For UAB, these agreements are partly altruistic and partly self-serving. Lilly says the university sincerely wants to improve health care throughout the state. But it also helps UAB if its hospital, which constantly is at or near patient capacity, handles only the more serious cases and doesn’t become bogged down with ailments that could be easily treated at a smaller, rural facility.
“We approach this as a mission-driven endeavor. We feel like it’s our role to care for people all over the state,” Lilly says. “So we thought it was important to work with some of these rural communities to see what we could do to help them.
“By doing that, the goal is to keep as many patients in their home community as possible. Our hospital is full to the gills. We don’t need generic heart patients from other communities. If we can help them figure out a way to take care of those patients locally, it keeps our resources open for the people who really need to be transferred here.”

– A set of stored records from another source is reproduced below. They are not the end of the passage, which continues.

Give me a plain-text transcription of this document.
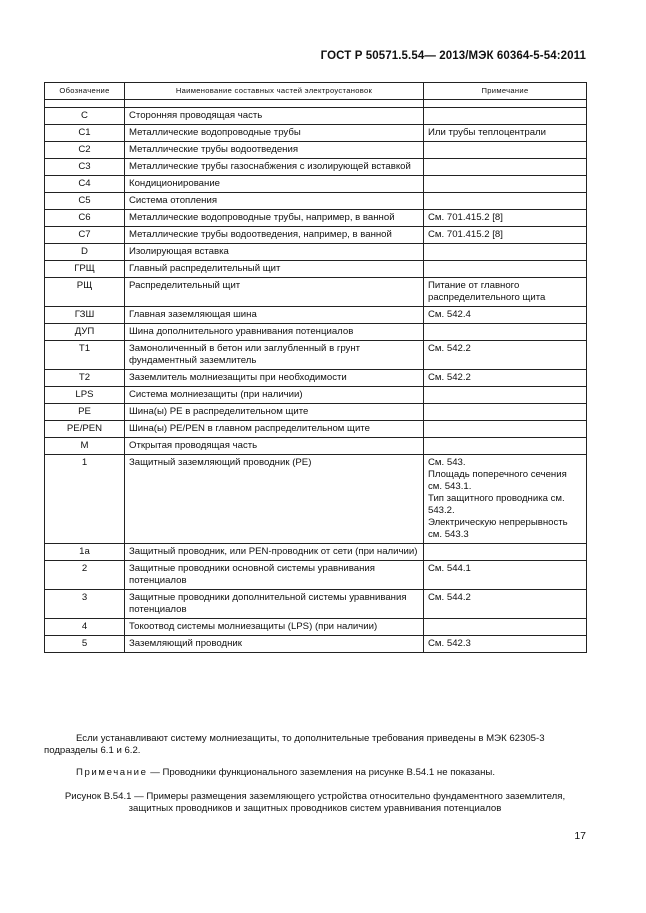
ГОСТ Р 50571.5.54— 2013/МЭК 60364-5-54:2011
Обозначение	Наименование составных частей электроустановок	Примечание

C	Сторонняя проводящая часть	
C1	Металлические водопроводные трубы	Или трубы теплоцентрали
C2	Металлические трубы водоотведения	
C3	Металлические трубы газоснабжения с изолирующей вставкой	
C4	Кондиционирование	
C5	Система отопления	
C6	Металлические водопроводные трубы, например, в ванной	См. 701.415.2 [8]
C7	Металлические трубы водоотведения, например, в ванной	См. 701.415.2 [8]
D	Изолирующая вставка	
ГРЩ	Главный распределительный щит	
РЩ	Распределительный щит	Питание от главного распределительного щита
ГЗШ	Главная заземляющая шина	См. 542.4
ДУП	Шина дополнительного уравнивания потенциалов	
T1	Замоноличенный в бетон или заглубленный в грунт фундаментный заземлитель	См. 542.2
T2	Заземлитель молниезащиты при необходимости	См. 542.2
LPS	Система молниезащиты (при наличии)	
PE	Шина(ы) PE в распределительном щите	
PE/PEN	Шина(ы) PE/PEN в главном распределительном щите	
M	Открытая проводящая часть	
1	Защитный заземляющий проводник (PE)	См. 543.
Площадь поперечного сечения см. 543.1.
Тип защитного проводника см. 543.2.
Электрическую непрерывность см. 543.3
1a	Защитный проводник, или PEN-проводник от сети (при наличии)	
2	Защитные проводники основной системы уравнивания потенциалов	См. 544.1
3	Защитные проводники дополнительной системы уравнивания потенциалов	См. 544.2
4	Токоотвод системы молниезащиты (LPS) (при наличии)	
5	Заземляющий проводник	См. 542.3

Если устанавливают систему молниезащиты, то дополнительные требования приведены в МЭК 62305-3 подразделы 6.1 и 6.2.

Примечание — Проводники функционального заземления на рисунке В.54.1 не показаны.

Рисунок В.54.1 — Примеры размещения заземляющего устройства относительно фундаментного заземлителя, защитных проводников и защитных проводников систем уравнивания потенциалов

17
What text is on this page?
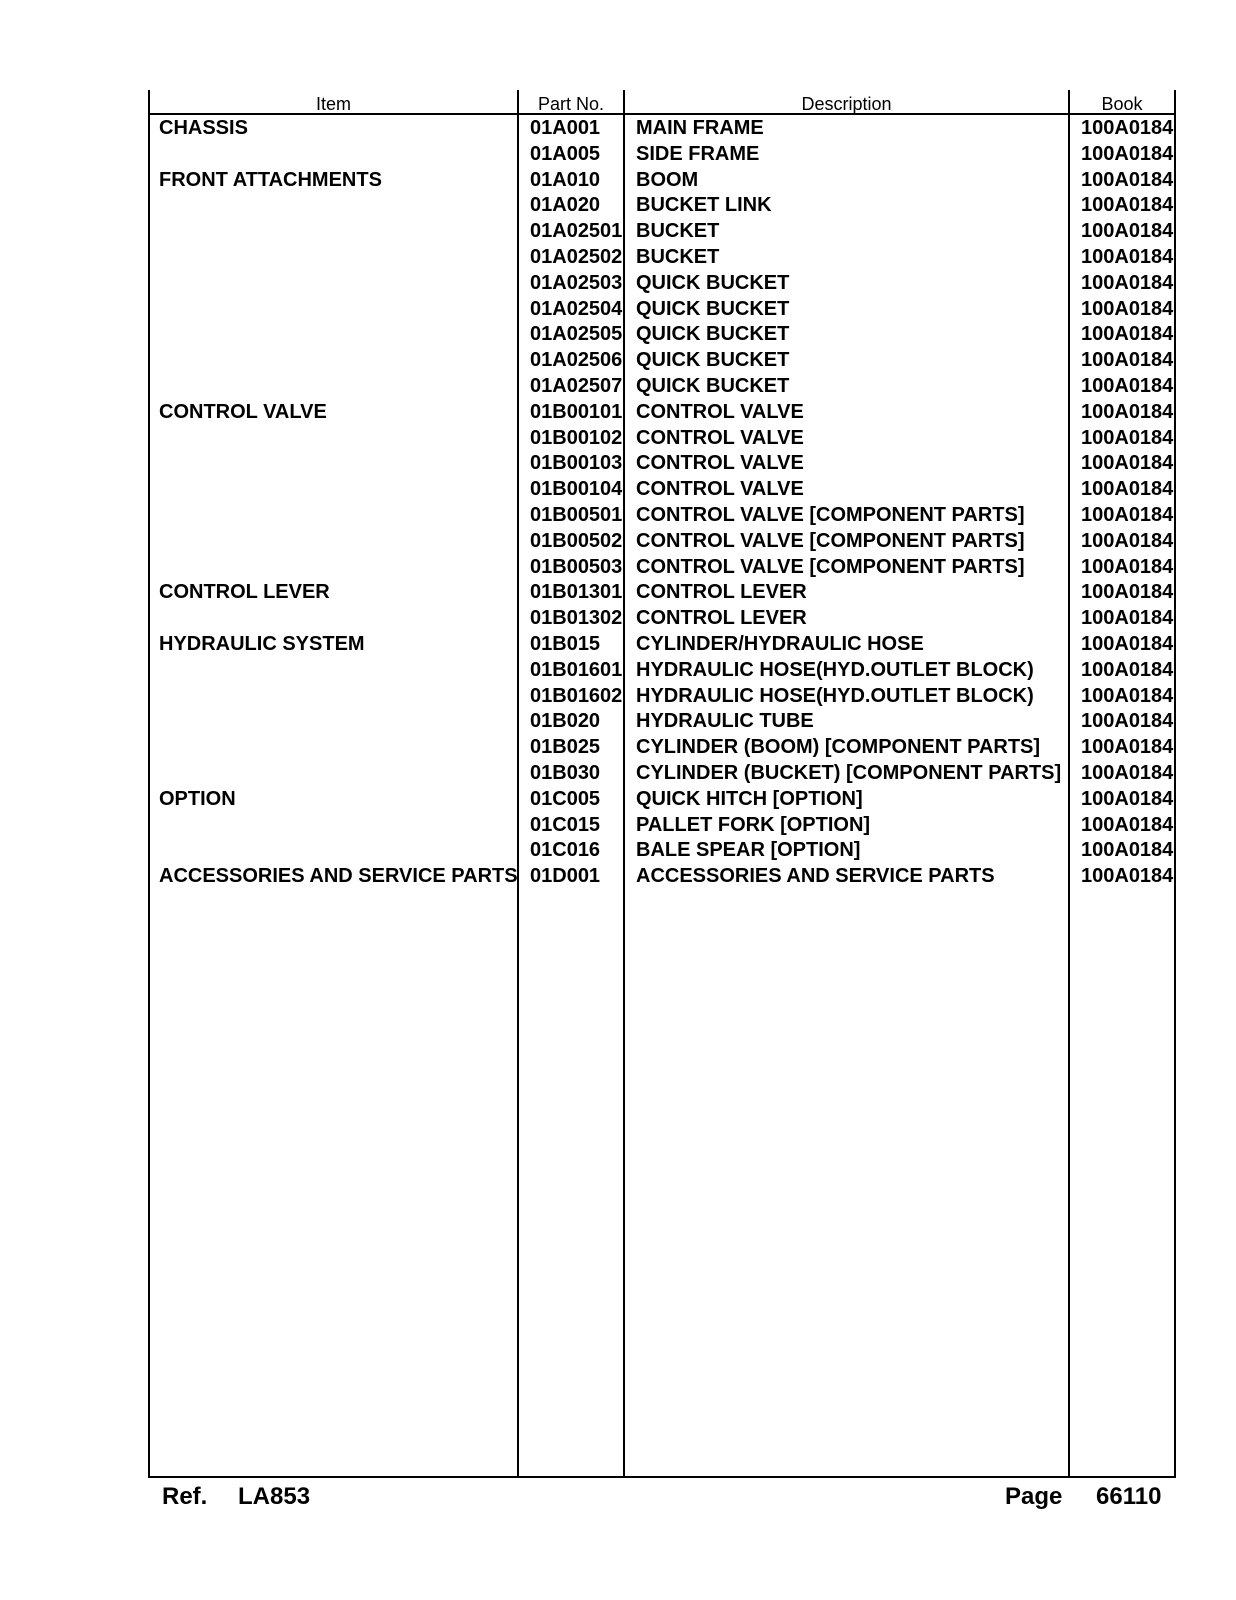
Item	Part No.	Description	Book
CHASSIS	01A001 MAIN FRAME	100A0184
01A005 SIDE FRAME	100A0184
FRONT ATTACHMENTS	01A010 BOOM	100A0184
01A020 BUCKET LINK	100A0184
01A02501 BUCKET	100A0184
01A02502 BUCKET	100A0184
01A02503 QUICK BUCKET	100A0184
01A02504 QUICK BUCKET	100A0184
01A02505 QUICK BUCKET	100A0184
01A02506 QUICK BUCKET	100A0184
01A02507 QUICK BUCKET	100A0184
CONTROL VALVE	01B00101 CONTROL VALVE	100A0184
01B00102 CONTROL VALVE	100A0184
01B00103 CONTROL VALVE	100A0184
01B00104 CONTROL VALVE	100A0184
01B00501 CONTROL VALVE [COMPONENT PARTS]	100A0184
01B00502 CONTROL VALVE [COMPONENT PARTS]	100A0184
01B00503 CONTROL VALVE [COMPONENT PARTS]	100A0184
CONTROL LEVER	01B01301 CONTROL LEVER	100A0184
01B01302 CONTROL LEVER	100A0184
HYDRAULIC SYSTEM	01B015 CYLINDER/HYDRAULIC HOSE	100A0184
01B01601 HYDRAULIC HOSE(HYD.OUTLET BLOCK) 100A0184
01B01602 HYDRAULIC HOSE(HYD.OUTLET BLOCK) 100A0184
01B020 HYDRAULIC TUBE	100A0184
01B025 CYLINDER (BOOM) [COMPONENT PARTS] 100A0184
01B030 CYLINDER (BUCKET) [COMPONENT PARTS] 100A0184
OPTION	01C005 QUICK HITCH [OPTION]	100A0184
01C015 PALLET FORK [OPTION]	100A0184
01C016 BALE SPEAR [OPTION]	100A0184
ACCESSORIES AND SERVICE PARTS 01D001 ACCESSORIES AND SERVICE PARTS	100A0184
Ref. LA853	Page 66110
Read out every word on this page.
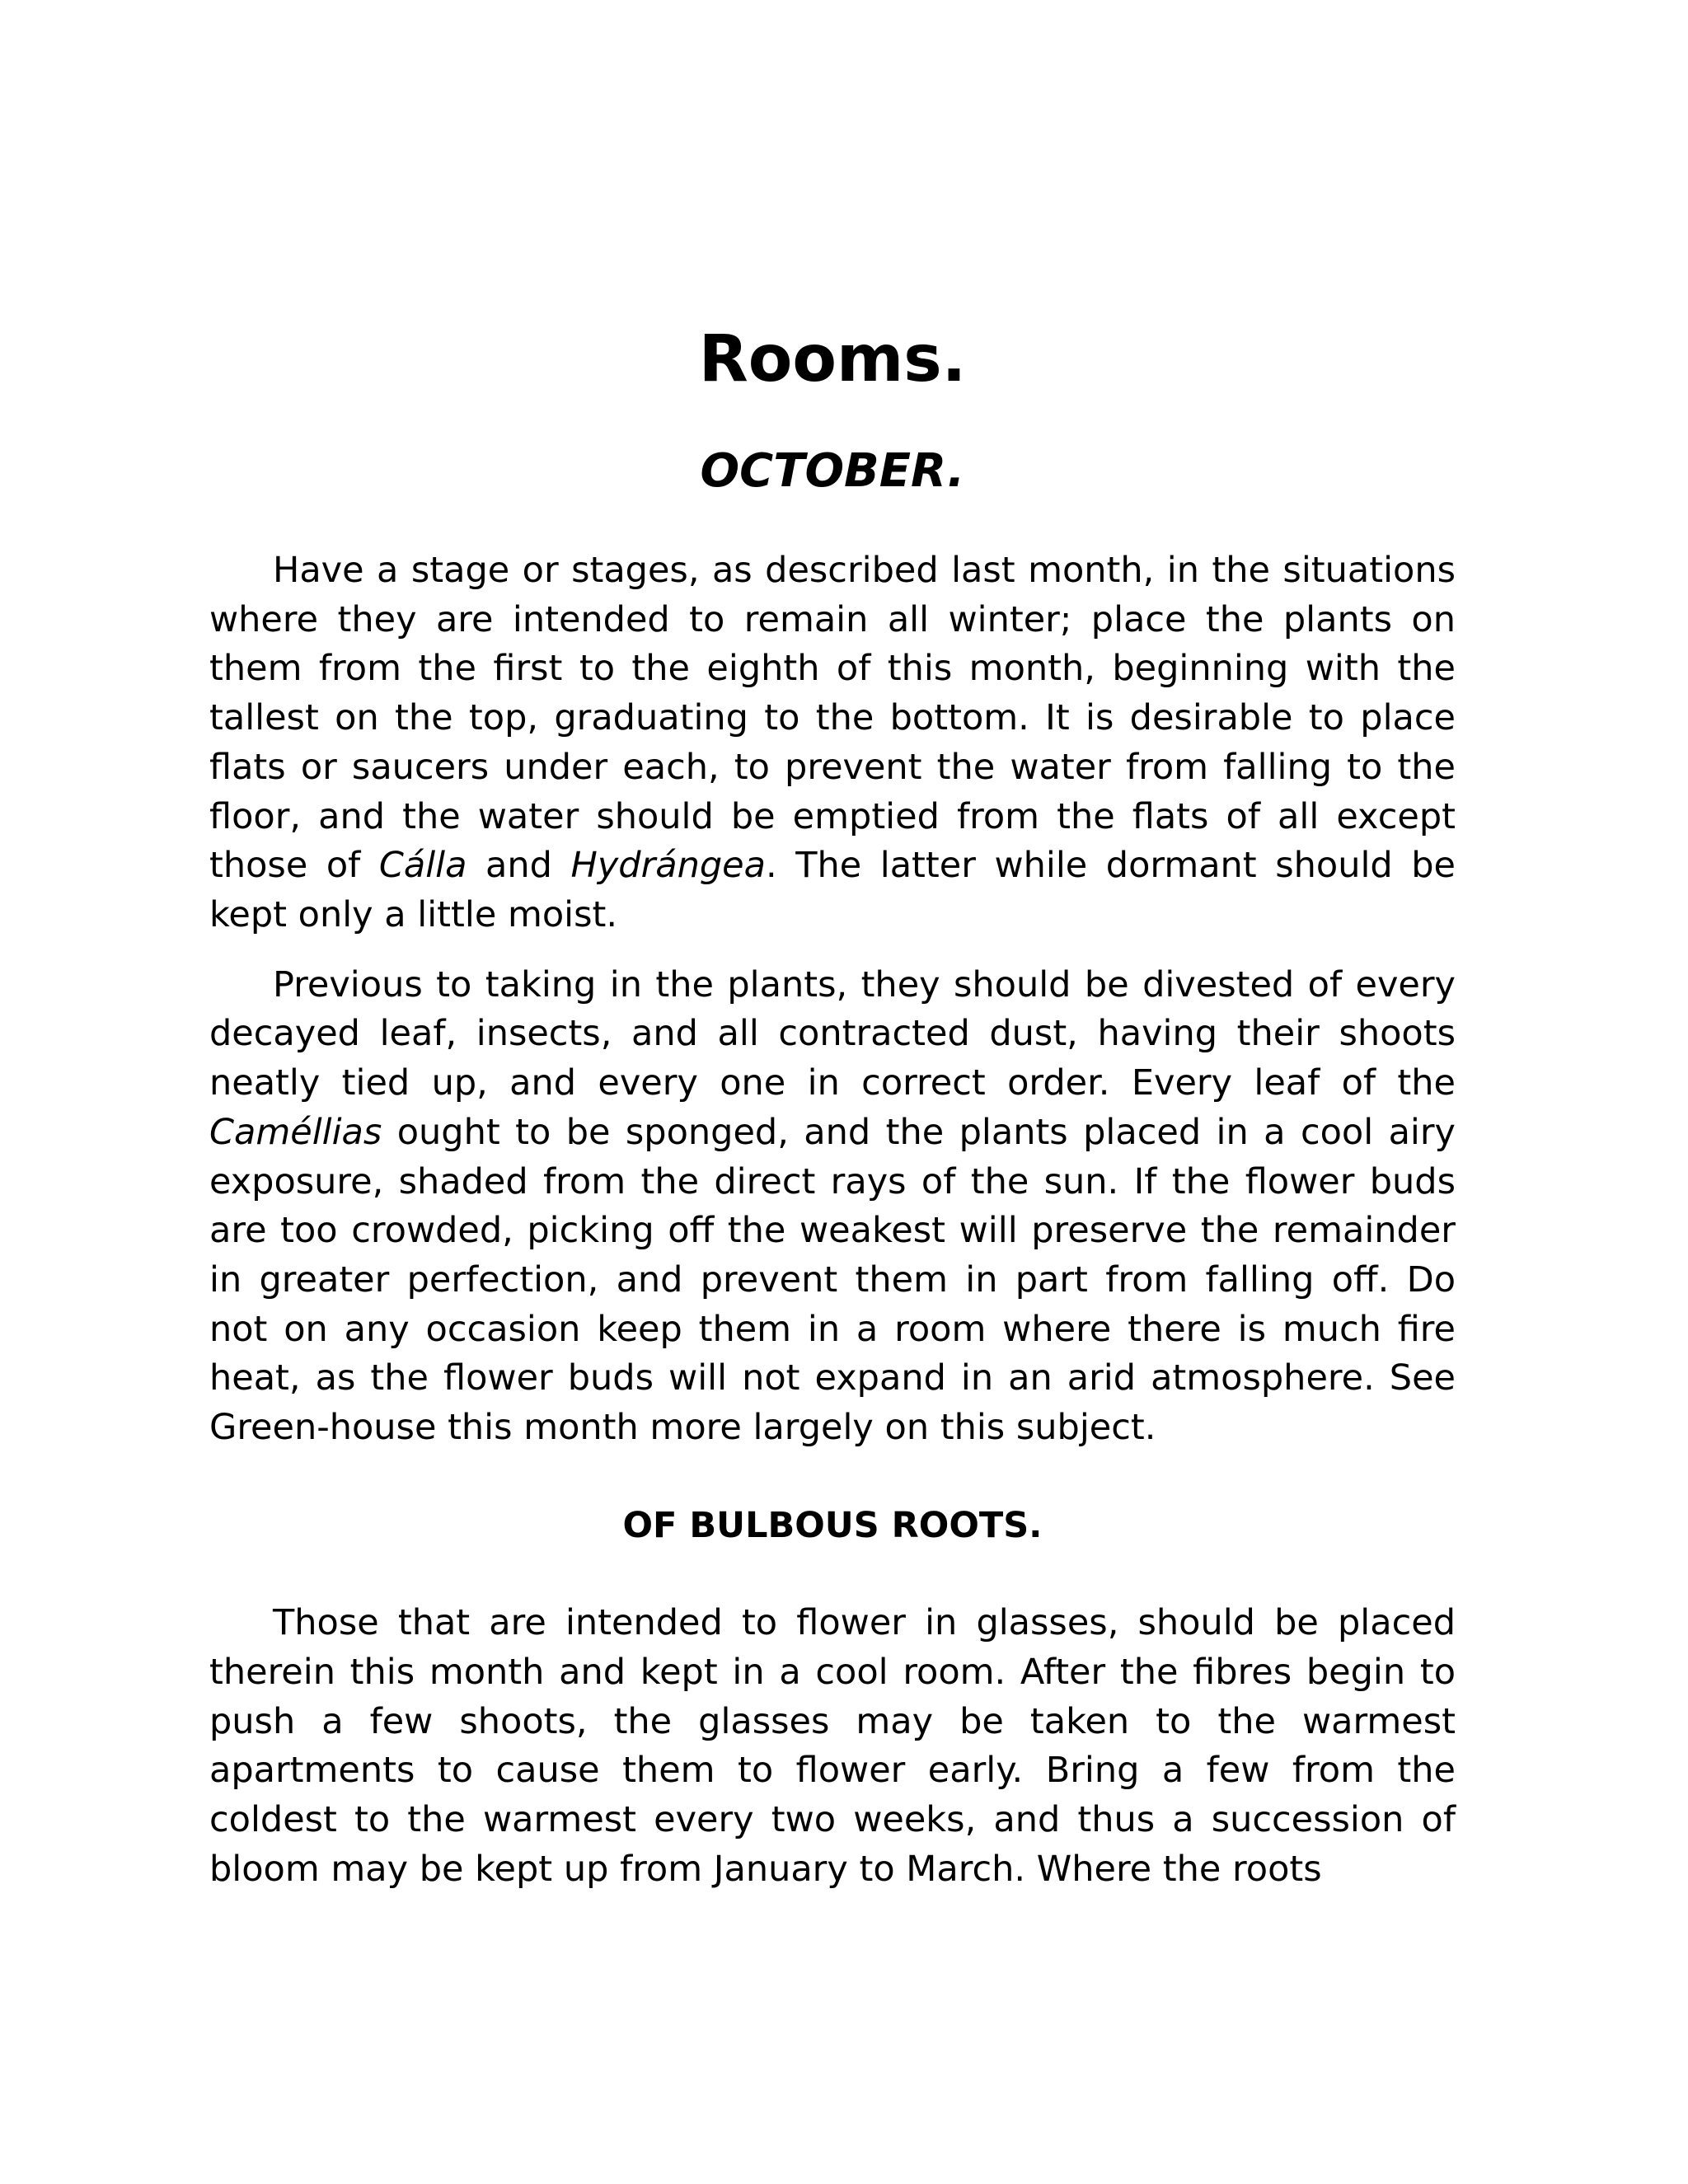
Rooms.
OCTOBER.

Have a stage or stages, as described last month, in the situations where they are intended to remain all winter; place the plants on them from the first to the eighth of this month, beginning with the tallest on the top, graduating to the bottom. It is desirable to place flats or saucers under each, to prevent the water from falling to the floor, and the water should be emptied from the flats of all except those of Cálla and Hydrángea. The latter while dormant should be kept only a little moist.

Previous to taking in the plants, they should be divested of every decayed leaf, insects, and all contracted dust, having their shoots neatly tied up, and every one in correct order. Every leaf of the Caméllias ought to be sponged, and the plants placed in a cool airy exposure, shaded from the direct rays of the sun. If the flower buds are too crowded, picking off the weakest will preserve the remainder in greater perfection, and prevent them in part from falling off. Do not on any occasion keep them in a room where there is much fire heat, as the flower buds will not expand in an arid atmosphere. See Green-house this month more largely on this subject.

OF BULBOUS ROOTS.

Those that are intended to flower in glasses, should be placed therein this month and kept in a cool room. After the fibres begin to push a few shoots, the glasses may be taken to the warmest apartments to cause them to flower early. Bring a few from the coldest to the warmest every two weeks, and thus a succession of bloom may be kept up from January to March. Where the roots
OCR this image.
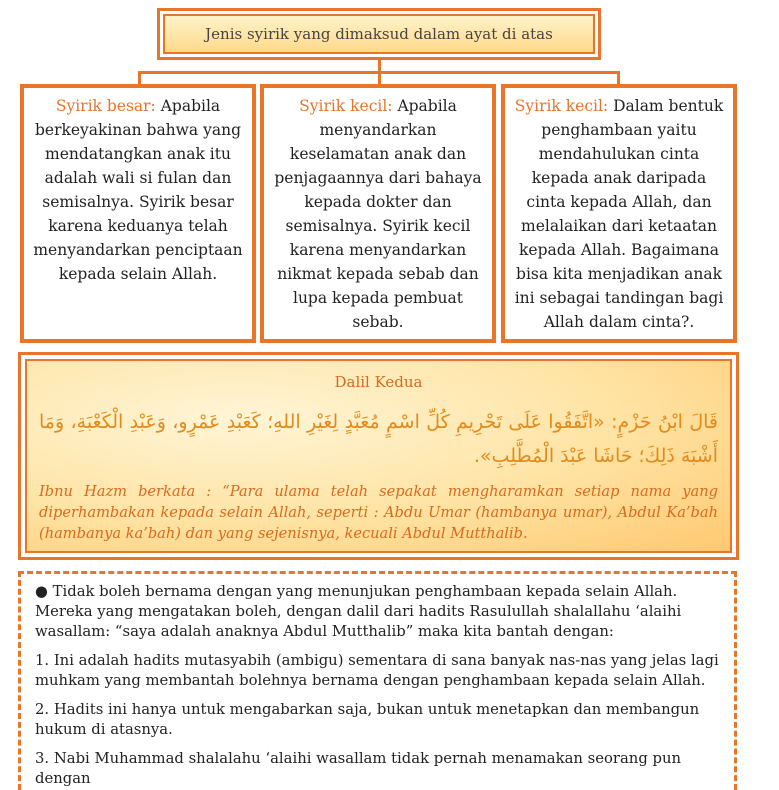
Jenis syirik yang dimaksud dalam ayat di atas
Syirik besar: Apabila berkeyakinan bahwa yang mendatangkan anak itu adalah wali si fulan dan semisalnya. Syirik besar karena keduanya telah menyandarkan penciptaan kepada selain Allah.
Syirik kecil: Apabila menyandarkan keselamatan anak dan penjagaannya dari bahaya kepada dokter dan semisalnya. Syirik kecil karena menyandarkan nikmat kepada sebab dan lupa kepada pembuat sebab.
Syirik kecil: Dalam bentuk penghambaan yaitu mendahulukan cinta kepada anak daripada cinta kepada Allah, dan melalaikan dari ketaatan kepada Allah. Bagaimana bisa kita menjadikan anak ini sebagai tandingan bagi Allah dalam cinta?.
Dalil Kedua
قَالَ ابْنُ حَزْمٍ: «اتَّفَقُوا عَلَى تَحْرِيمِ كُلِّ اسْمٍ مُعَبَّدٍ لِغَيْرِ اللهِ؛ كَعَبْدِ عَمْرٍو، وَعَبْدِ الْكَعْبَةِ، وَمَا أَشْبَهَ ذَلِكَ؛ حَاشَا عَبْدَ الْمُطَّلِبِ».
Ibnu Hazm berkata : “Para ulama telah sepakat mengharamkan setiap nama yang diperhambakan kepada selain Allah, seperti : Abdu Umar (hambanya umar), Abdul Ka’bah (hambanya ka’bah) dan yang sejenisnya, kecuali Abdul Mutthalib.

● Tidak boleh bernama dengan yang menunjukan penghambaan kepada selain Allah. Mereka yang mengatakan boleh, dengan dalil dari hadits Rasulullah shalallahu ‘alaihi wasallam: “saya adalah anaknya Abdul Mutthalib” maka kita bantah dengan:

1. Ini adalah hadits mutasyabih (ambigu) sementara di sana banyak nas-nas yang jelas lagi muhkam yang membantah bolehnya bernama dengan penghambaan kepada selain Allah.

2. Hadits ini hanya untuk mengabarkan saja, bukan untuk menetapkan dan membangun hukum di atasnya.

3. Nabi Muhammad shalalahu ‘alaihi wasallam tidak pernah menamakan seorang pun dengan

Or as Ferniany says, “The more patients we can keep in other hospitals, it’s a win all around. The hospitals win because they get the revenue. The patient wins because they can stay closer to home. And we win because it leaves room for the patients who we should really be treating.”
The other winner is the rural community itself, which keeps its hospital — important not only for health care but also for the local economy and business recruitment.
“When you’re recruiting industry — and I’ve met with hundreds of companies over the years — the first two things they ask about are the schools and the hospital,” McLendon says. “It’s not easy to convince a company to come to your town if your hospital is struggling.
“It’s not like UAB can wave a magic wand and make things perfect. This doesn’t solve all the problems. But it does provide a light at the end of the tunnel.”
Lilly says since the agreements began, there have been “seven-figure improvements” in revenue at the Greenville and Demopolis hospitals, while JPJ Hospital in Camden “has been kind of static.” He says UAB receives a percentage of the “bottom line” if it helps create one for the hospital, but until then, “we’re kind of working for free.”
In this case, however, the bottom line is not necessarily the top priority. By keeping these hospitals open, it ensures that rural residents have quicker access to health care, without having to travel an hour or more to the nearest hospital.
“We recently had an 11-week-old baby brought in who was not breathing. We were able to stabilize the baby and get it to Children’s (of Alabama),” Brewer says. “If this hospital wasn’t here, there’s no question that baby would not be alive. So our link to UAB has definitely saved lives.”
Cary Estes and Robert Fouts are freelance contributors to Business Alabama. Estes is based in Birmingham and Fouts in Montgomery.